Status of the adjudicated matter. §. 17. These requirements and rules also do not establish a difference from the ordinary process, to examine which the process is divided into four classes §. 18. But rather they fail in all classes, and indeed it is shown how they fail in the first, namely, dilatory pleas §. 19. 20. 21. How in the second, namely, regarding the mode of proof §. 22. and especially oaths §. 23. How in the third, namely, regarding suspensive remedies, and in the fourth, regarding the manner of liquidation and execution §. 24. Rules proper to certain summary processes also fail, which is illustrated regarding the summary possessory and executive process §. 25. regarding the mandate process §. 26. regarding the Bill of Exchange, and how this is resolved into an executive one §. 27. regarding the matrimonial process §. 28. Also, the means of correcting defects fail, which is asserted regarding public hearings and coercive means for transaction or composition §. 29. likewise regarding the exaction of the oath of calumny, and the rescripts of justice called excitatories; and it is concluded that the vice belongs as much to the matter as to the persons §. 30. In what, however, judgments consist according to Natural Law is remitted to a separate inquiry, and the Dissertation is finished §. 31.
The decorative initial letter D contains an illustration of an eagle perched upon a branch.
There are two primary principles for the formation of human actions after the Fall, since men no longer allow themselves to be uniquely amended and ruled by the Spirit of God alone, because they are in the flesh and require temporary direction, namely, toward what is seemly and just.
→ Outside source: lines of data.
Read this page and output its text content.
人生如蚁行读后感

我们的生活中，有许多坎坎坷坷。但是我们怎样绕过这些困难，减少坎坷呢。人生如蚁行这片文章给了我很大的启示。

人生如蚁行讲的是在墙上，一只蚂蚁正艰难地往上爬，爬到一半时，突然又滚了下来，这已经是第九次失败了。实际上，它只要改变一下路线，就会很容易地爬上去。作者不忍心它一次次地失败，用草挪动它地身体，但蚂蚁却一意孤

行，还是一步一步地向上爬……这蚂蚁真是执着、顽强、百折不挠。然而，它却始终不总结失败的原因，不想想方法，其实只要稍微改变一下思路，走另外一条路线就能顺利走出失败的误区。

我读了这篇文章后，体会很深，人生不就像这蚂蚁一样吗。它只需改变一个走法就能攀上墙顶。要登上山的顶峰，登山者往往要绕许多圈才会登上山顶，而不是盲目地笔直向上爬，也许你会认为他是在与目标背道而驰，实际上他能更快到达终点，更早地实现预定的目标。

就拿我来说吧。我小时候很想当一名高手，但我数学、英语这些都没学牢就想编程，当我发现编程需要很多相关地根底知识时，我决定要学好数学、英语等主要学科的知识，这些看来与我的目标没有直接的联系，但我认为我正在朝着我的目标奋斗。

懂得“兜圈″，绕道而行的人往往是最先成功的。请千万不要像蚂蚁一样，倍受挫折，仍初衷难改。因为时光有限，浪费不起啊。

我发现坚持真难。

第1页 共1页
In our law, these are reduced to two other things: to live honestly, and to harm no one. The former depends on the opinion of men, specifically the more powerful and honorable ones, whose licit actions are approved by imitation, being devoted to an ambition that is honest in itself, and it has no other rule except that whoever is in Rome must live in the Roman manner. The other principle of living is stricter, with a more prompt bond of obligation, and it descends from the will of the legislator, whether divine or human, that we should not harm another. From this flows a third, which is excited not immediately by the legislator himself, but through the judge, by giving a mode of proceeding; since even if no one ought to be harmed, nevertheless this happens more often when the law is not observed. Thus, in effect, there are three paths that lead us: opinion or esteem, law, and process. Having finished my academic labors, I shall examine this last path, along with its remedies and deviations, and what usually happens to us in it, as a specimen of my studies, according to the reason of the institute and the requirement of the aforementioned title, though with the weakness of my own talent and the desire for better things. May God make it successful.